Nesta entrevista, o ator e diretor de 46 anos compartilha as próprias memórias ao contar sobre o processo de produção e pesquisa para o documentário, contemplado com o Rumos Itaú Cultural. Nove homens gays idosos de Florianópolis e São Paulo se dispuseram a compartilhar memórias: Carlos Eduardo Valente, Celso Curi, José Ronaldo, Julio Rosa, Eduardo Fraga, Luis Baron, Tony Alano, Paulinho Gouvêa e Wladimir Soares.

Além do documentário, Turnes assina a criação de uma performance solo a partir dos relatos dos senhores entrevistados para atualizar memórias e recompor aquelas experiências a partir do seu lugar de ator-documentarista.

O filme tem trilha original assinada por Hedra Rockenbach e riquíssimo acervo imagético, com registros dos históricos carnavais do Roma, no Centro de Florianópolis, e também fotos dos arquivos pessoais dos entrevistados. Com estética de VHS e pegada oitentista, o doc é uma reverência aos que lutaram por nós. Um filme sobre a passagem do tempo. A produção é da La Vaca Companhia de Artes Cênicas, em parceria com a Vinil Filmes.

ENTREVISTA

Velhice, tabu e homens gays: por que contar essas memórias

Quando completei 40 anos, passei a refletir sobre o tempo e sobre o meu passado. Lembrei da minha juventude, de quando comecei a sair e a ter uma ideia de pertencimento a uma comunidade — algo que é bem comum entre LGBTQI+. Ainda na juventude a gente começa a procurar os pares. E então lembrei dos caras mais velhos que eu admirava. Eram gays adultos. Eu pensava: “essa pessoa é tão legal, descolada, sabe das coisas”. E eles nos ensinaram tudo, os próprios códigos de dentro da comunidade, onde ir, como se vestir, os dialetos, as falas, as palavras e piadas. E me dei conta que nunca mais os vi. Eles envelheceram. Muitos morreram.

A epidemia da AIDS

Quando teve a epidemia da AIDS, houve uma ruptura nesse processo que eu te narrei. Muitos adultos morreram. Eu vivi, muito novo, a epidemia. Mas já frequentava a comunidade. E os que vieram depois de mim perderam esse contato com os mais velhos, esse aprendizado. É uma ruptura dentro da comunidade com os que ensinavam as coisas. E isso se reflete em várias coisas: falta de memória, falta de reverência a quem veio antes. E isso dentro da própria militância — que vale dizer, não começou ontem.
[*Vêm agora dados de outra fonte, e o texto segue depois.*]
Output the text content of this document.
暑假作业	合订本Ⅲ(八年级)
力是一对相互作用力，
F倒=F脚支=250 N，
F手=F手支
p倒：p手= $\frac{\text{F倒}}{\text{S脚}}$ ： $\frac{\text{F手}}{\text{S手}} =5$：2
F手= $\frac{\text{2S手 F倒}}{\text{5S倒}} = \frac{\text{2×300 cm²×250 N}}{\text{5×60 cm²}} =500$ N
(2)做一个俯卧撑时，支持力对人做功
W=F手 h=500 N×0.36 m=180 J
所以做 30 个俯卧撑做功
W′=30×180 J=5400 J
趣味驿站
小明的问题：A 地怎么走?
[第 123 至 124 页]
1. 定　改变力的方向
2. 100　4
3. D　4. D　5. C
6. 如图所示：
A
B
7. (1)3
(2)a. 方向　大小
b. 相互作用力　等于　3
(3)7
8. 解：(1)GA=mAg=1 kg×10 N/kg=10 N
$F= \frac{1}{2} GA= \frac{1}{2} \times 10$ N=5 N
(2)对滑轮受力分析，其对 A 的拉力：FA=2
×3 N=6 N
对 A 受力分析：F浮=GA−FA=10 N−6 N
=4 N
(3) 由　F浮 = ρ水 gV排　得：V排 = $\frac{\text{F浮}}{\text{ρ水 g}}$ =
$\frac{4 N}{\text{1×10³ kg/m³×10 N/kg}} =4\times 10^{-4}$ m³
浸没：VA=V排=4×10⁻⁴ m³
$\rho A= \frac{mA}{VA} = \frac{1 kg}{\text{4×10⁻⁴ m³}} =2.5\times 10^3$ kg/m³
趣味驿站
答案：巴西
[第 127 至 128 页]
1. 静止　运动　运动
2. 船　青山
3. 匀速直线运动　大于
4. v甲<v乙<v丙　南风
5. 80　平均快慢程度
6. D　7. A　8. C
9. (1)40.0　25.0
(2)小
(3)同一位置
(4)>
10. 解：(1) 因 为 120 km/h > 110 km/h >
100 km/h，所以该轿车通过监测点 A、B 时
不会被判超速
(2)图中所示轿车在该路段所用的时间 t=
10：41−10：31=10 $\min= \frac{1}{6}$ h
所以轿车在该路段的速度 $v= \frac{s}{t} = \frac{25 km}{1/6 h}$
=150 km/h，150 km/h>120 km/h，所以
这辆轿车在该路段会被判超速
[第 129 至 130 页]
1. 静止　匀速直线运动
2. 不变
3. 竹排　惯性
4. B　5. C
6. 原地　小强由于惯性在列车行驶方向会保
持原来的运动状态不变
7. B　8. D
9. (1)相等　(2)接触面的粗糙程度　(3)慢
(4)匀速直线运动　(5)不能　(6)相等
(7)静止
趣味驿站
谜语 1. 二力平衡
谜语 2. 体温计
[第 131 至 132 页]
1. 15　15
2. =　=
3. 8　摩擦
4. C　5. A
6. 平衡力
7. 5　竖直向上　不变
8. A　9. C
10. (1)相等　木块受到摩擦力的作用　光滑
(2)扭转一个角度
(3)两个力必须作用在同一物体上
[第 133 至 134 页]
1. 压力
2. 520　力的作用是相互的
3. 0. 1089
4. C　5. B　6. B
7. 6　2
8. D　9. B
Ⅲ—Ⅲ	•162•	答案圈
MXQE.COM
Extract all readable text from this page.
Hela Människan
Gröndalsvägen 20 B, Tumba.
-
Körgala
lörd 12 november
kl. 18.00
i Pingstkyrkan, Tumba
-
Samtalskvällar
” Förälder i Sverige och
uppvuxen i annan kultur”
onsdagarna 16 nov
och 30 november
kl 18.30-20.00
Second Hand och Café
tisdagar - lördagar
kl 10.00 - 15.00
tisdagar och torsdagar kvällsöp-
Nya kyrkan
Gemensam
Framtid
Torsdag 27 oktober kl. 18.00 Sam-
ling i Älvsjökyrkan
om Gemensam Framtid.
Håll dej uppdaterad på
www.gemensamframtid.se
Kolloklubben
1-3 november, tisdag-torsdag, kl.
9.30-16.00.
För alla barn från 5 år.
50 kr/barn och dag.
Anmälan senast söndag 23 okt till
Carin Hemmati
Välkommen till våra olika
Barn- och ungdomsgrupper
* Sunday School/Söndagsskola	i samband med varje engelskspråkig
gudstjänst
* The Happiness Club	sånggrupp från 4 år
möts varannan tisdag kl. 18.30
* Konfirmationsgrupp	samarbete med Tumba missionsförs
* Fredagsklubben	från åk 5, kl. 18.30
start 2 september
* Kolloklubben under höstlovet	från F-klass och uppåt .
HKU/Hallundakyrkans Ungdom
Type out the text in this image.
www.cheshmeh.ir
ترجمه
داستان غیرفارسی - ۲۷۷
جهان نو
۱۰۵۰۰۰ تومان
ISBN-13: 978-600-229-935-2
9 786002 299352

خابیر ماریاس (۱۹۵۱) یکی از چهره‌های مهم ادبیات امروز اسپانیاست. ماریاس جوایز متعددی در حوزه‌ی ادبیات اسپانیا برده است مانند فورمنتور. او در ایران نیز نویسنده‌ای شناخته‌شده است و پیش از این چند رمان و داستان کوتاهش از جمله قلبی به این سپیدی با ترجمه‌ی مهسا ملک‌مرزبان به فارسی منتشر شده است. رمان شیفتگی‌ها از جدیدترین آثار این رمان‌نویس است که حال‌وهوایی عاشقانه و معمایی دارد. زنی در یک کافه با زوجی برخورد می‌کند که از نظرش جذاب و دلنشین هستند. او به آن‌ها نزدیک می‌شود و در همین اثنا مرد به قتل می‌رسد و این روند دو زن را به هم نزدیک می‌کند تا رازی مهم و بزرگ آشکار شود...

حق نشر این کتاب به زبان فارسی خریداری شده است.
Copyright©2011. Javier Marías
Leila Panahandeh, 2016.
Renato Turnes e Celso Curi, reprodução

Invisibilidade e envelhecimento

Comecei então a pesquisar a invisibilidade no processo de envelhecimento. A sociedade em geral não vê o velho. Ao mesmo tempo é isso contraditório, porque estamos envelhecendo e seguimos consumindo e produzindo. Dentro da comunidade LGBTQI+, o tabu da velhice parece ser ainda mais evidente. Isso porque é uma comunidade muito movida pela beleza do corpo. Ao envelhecer passamos a nos isolar, a não fazer mais parte daquilo. Os nomes são pejorativos. Começam a ter vergonha. Muitos deles, em situações vulneráveis, sofrem. Muitos não têm família, e isso acarreta uma volta ao armário. O sistema não está preparado para esse tipo de idoso e me refiro ao sistema de saúde, as casas de saúde.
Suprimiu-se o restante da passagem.